According to New Jersey Transit, the answer is yes. The public railroad agency recently terminated long-time employee Derek Fenton for burning pages of the Muslim holy book in front of the planned Muslim community center and mosque near Ground Zero on September 11, 2010. Mr. Fenton claimed to be inspired to stage his protest by Florida pastor Terry Jones, who had threatened to burn the Koran but then backed down. In a press release issued after the termination, New Jersey transit stated that "Mr. Fenton's public actions violated New Jersey Transit's code of ethics. . . . We concluded that Mr. Fenton violated his trust as a state employee and therefore [he] was dismissed."

From an employment law perspective, it's clear that an employer can fire an employee for any reason or no reason at all.
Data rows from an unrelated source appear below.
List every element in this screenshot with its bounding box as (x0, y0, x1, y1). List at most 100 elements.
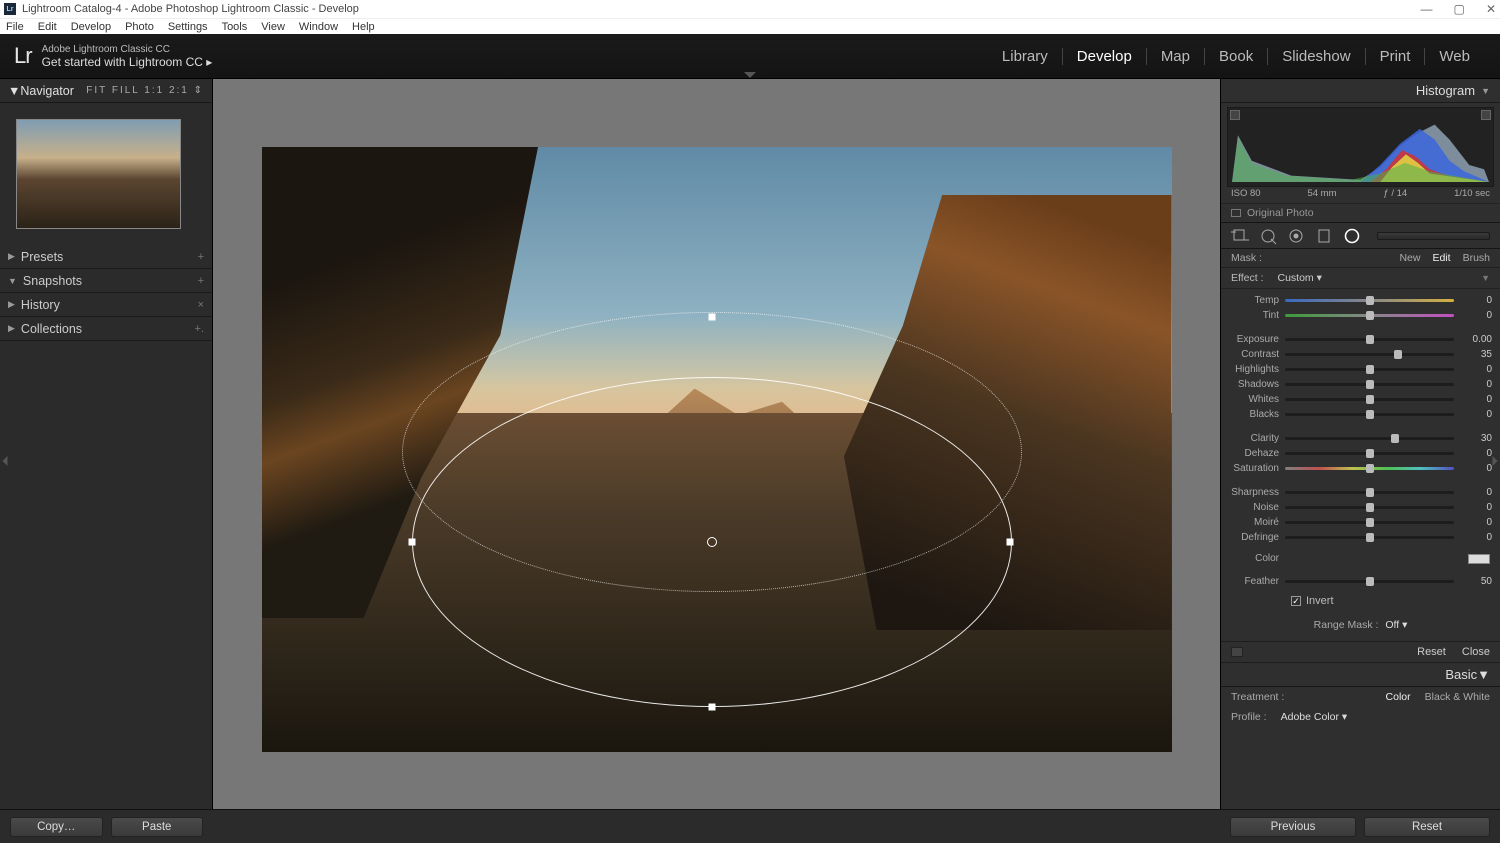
invert-row[interactable]: ✓ Invert (1221, 593, 1500, 613)
slider-highlights-track[interactable] (1285, 368, 1454, 371)
slider-saturation-track[interactable] (1285, 467, 1454, 470)
tab-develop[interactable]: Develop (1063, 48, 1147, 65)
window-controls[interactable]: — ▢ ✕ (1402, 2, 1496, 16)
range-mask-value[interactable]: Off ▾ (1385, 619, 1407, 631)
minimize-icon[interactable]: — (1420, 2, 1432, 16)
menu-edit[interactable]: Edit (38, 21, 57, 33)
tab-web[interactable]: Web (1425, 48, 1484, 65)
slider-sharpness[interactable]: Sharpness 0 (1221, 485, 1492, 500)
treatment-bw[interactable]: Black & White (1425, 691, 1490, 703)
slider-clarity-track[interactable] (1285, 437, 1454, 440)
histogram[interactable] (1227, 107, 1494, 187)
original-photo-toggle[interactable]: Original Photo (1221, 203, 1500, 223)
navigator-header[interactable]: ▼ Navigator FIT FILL 1:1 2:1 ⇕ (0, 79, 212, 103)
slider-clarity[interactable]: Clarity 30 (1221, 431, 1492, 446)
slider-feather-track[interactable] (1285, 580, 1454, 583)
radial-handle-left[interactable] (408, 538, 415, 545)
add-collection-button[interactable]: +. (195, 323, 204, 335)
history-header[interactable]: ▶ History × (0, 293, 212, 317)
crop-tool-icon[interactable] (1231, 227, 1249, 245)
slider-sharpness-track[interactable] (1285, 491, 1454, 494)
slider-feather[interactable]: Feather 50 (1221, 574, 1492, 589)
previous-button[interactable]: Previous (1230, 817, 1356, 837)
menu-photo[interactable]: Photo (125, 21, 154, 33)
slider-exposure-track[interactable] (1285, 338, 1454, 341)
maximize-icon[interactable]: ▢ (1454, 2, 1465, 16)
radial-filter-center[interactable] (707, 537, 717, 547)
local-reset-button[interactable]: Reset (1417, 646, 1446, 658)
brush-size-slider[interactable] (1377, 232, 1490, 240)
snapshots-header[interactable]: ▼ Snapshots + (0, 269, 212, 293)
module-tabs[interactable]: Library Develop Map Book Slideshow Print… (988, 48, 1500, 65)
invert-checkbox[interactable]: ✓ (1291, 596, 1301, 606)
radial-handle-top[interactable] (708, 313, 715, 320)
menu-file[interactable]: File (6, 21, 24, 33)
basic-header[interactable]: Basic ▼ (1221, 663, 1500, 687)
slider-whites[interactable]: Whites 0 (1221, 392, 1492, 407)
slider-moire[interactable]: Moiré 0 (1221, 515, 1492, 530)
color-swatch[interactable] (1468, 554, 1490, 564)
menu-settings[interactable]: Settings (168, 21, 208, 33)
graduated-filter-icon[interactable] (1315, 227, 1333, 245)
close-icon[interactable]: ✕ (1486, 2, 1496, 16)
slider-tint[interactable]: Tint 0 (1221, 308, 1492, 323)
tab-book[interactable]: Book (1205, 48, 1268, 65)
slider-moire-track[interactable] (1285, 521, 1454, 524)
slider-shadows[interactable]: Shadows 0 (1221, 377, 1492, 392)
slider-highlights[interactable]: Highlights 0 (1221, 362, 1492, 377)
slider-defringe[interactable]: Defringe 0 (1221, 530, 1492, 545)
slider-contrast-track[interactable] (1285, 353, 1454, 356)
histogram-header[interactable]: Histogram ▼ (1221, 79, 1500, 103)
presets-header[interactable]: ▶ Presets + (0, 245, 212, 269)
clear-history-button[interactable]: × (198, 299, 204, 311)
panel-menu-icon[interactable]: ▼ (1481, 273, 1490, 283)
right-panel-toggle[interactable] (1490, 431, 1500, 491)
spot-tool-icon[interactable] (1259, 227, 1277, 245)
effect-row[interactable]: Effect : Custom ▾ ▼ (1221, 268, 1500, 289)
slider-noise[interactable]: Noise 0 (1221, 500, 1492, 515)
slider-noise-track[interactable] (1285, 506, 1454, 509)
left-panel-toggle[interactable] (0, 431, 10, 491)
slider-saturation[interactable]: Saturation 0 (1221, 461, 1492, 476)
slider-whites-track[interactable] (1285, 398, 1454, 401)
slider-contrast[interactable]: Contrast 35 (1221, 347, 1492, 362)
radial-handle-bottom[interactable] (708, 703, 715, 710)
mask-new[interactable]: New (1399, 252, 1420, 264)
redeye-tool-icon[interactable] (1287, 227, 1305, 245)
slider-defringe-track[interactable] (1285, 536, 1454, 539)
radial-handle-right[interactable] (1006, 538, 1013, 545)
tab-slideshow[interactable]: Slideshow (1268, 48, 1365, 65)
slider-exposure[interactable]: Exposure 0.00 (1221, 332, 1492, 347)
slider-tint-track[interactable] (1285, 314, 1454, 317)
tab-library[interactable]: Library (988, 48, 1063, 65)
navigator-zoom[interactable]: FIT FILL 1:1 2:1 ⇕ (86, 85, 204, 96)
slider-blacks-track[interactable] (1285, 413, 1454, 416)
menu-help[interactable]: Help (352, 21, 375, 33)
profile-value[interactable]: Adobe Color ▾ (1281, 711, 1348, 723)
profile-row[interactable]: Profile : Adobe Color ▾ (1221, 707, 1500, 733)
collections-header[interactable]: ▶ Collections +. (0, 317, 212, 341)
mask-edit[interactable]: Edit (1432, 252, 1450, 264)
menu-bar[interactable]: File Edit Develop Photo Settings Tools V… (0, 18, 1500, 34)
canvas-area[interactable]: Show Edit Pins : Always ▾ Show Selected … (213, 79, 1220, 843)
slider-dehaze[interactable]: Dehaze 0 (1221, 446, 1492, 461)
radial-filter-icon[interactable] (1343, 227, 1361, 245)
menu-tools[interactable]: Tools (222, 21, 248, 33)
copy-button[interactable]: Copy… (10, 817, 103, 837)
slider-dehaze-track[interactable] (1285, 452, 1454, 455)
slider-temp[interactable]: Temp 0 (1221, 293, 1492, 308)
tab-print[interactable]: Print (1366, 48, 1426, 65)
slider-blacks[interactable]: Blacks 0 (1221, 407, 1492, 422)
effect-select[interactable]: Custom ▾ (1278, 272, 1322, 284)
add-snapshot-button[interactable]: + (198, 275, 204, 287)
slider-temp-track[interactable] (1285, 299, 1454, 302)
color-row[interactable]: Color (1221, 549, 1500, 570)
tab-map[interactable]: Map (1147, 48, 1205, 65)
mask-brush[interactable]: Brush (1463, 252, 1490, 264)
treatment-color[interactable]: Color (1386, 691, 1411, 703)
local-close-button[interactable]: Close (1462, 646, 1490, 658)
range-mask-row[interactable]: Range Mask : Off ▾ (1221, 613, 1500, 641)
menu-window[interactable]: Window (299, 21, 338, 33)
navigator-thumbnail[interactable] (16, 119, 181, 229)
pin-toggle-icon[interactable] (1231, 647, 1243, 657)
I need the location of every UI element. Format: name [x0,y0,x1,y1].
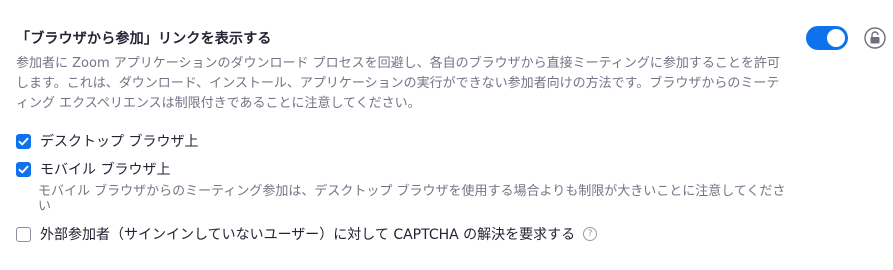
lock-icon[interactable] [864,27,886,49]
captcha-label: 外部参加者（サインインしていないユーザー）に対して CAPTCHA の解決を要求… [40,227,576,243]
option-mobile-browser[interactable]: モバイル ブラウザ上 [16,159,170,179]
option-captcha[interactable]: 外部参加者（サインインしていないユーザー）に対して CAPTCHA の解決を要求… [16,224,598,244]
mobile-browser-note: モバイル ブラウザからのミーティング参加は、デスクトップ ブラウザを使用する場合… [38,184,786,214]
option-desktop-browser[interactable]: デスクトップ ブラウザ上 [16,131,198,151]
desktop-browser-label: デスクトップ ブラウザ上 [40,134,199,150]
mobile-browser-label: モバイル ブラウザ上 [40,162,171,178]
check-icon [18,137,29,145]
check-icon [18,165,29,173]
mobile-browser-checkbox[interactable] [16,161,31,177]
question-mark-icon[interactable]: ? [583,227,598,241]
enable-toggle[interactable] [806,26,848,50]
captcha-checkbox[interactable] [16,226,31,242]
toggle-knob [827,29,845,47]
setting-description: 参加者に Zoom アプリケーションのダウンロード プロセスを回避し、各自のブラ… [16,56,780,111]
desktop-browser-checkbox[interactable] [16,133,31,149]
setting-title: 「ブラウザから参加」リンクを表示する [16,31,272,47]
browser-join-setting: 「ブラウザから参加」リンクを表示する 参加者に Zoom アプリケーションのダウ… [0,0,893,270]
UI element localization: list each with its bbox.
This is the meaning of the term "at-will employment." Just as Mr. Fenton had a right to protest, New Jersey Transit had a right to terminate his employment at will. For this reason, New Jersey Transit has not violated New Jersey law by terminating Mr. Fenton.

The moral of this story is that employers can use your actions outside of work as a basis for terminating your employment. When you engage in an act of protest such as Derek Fenton's, you have to be prepared to suffer the consequences, which can include losing your job.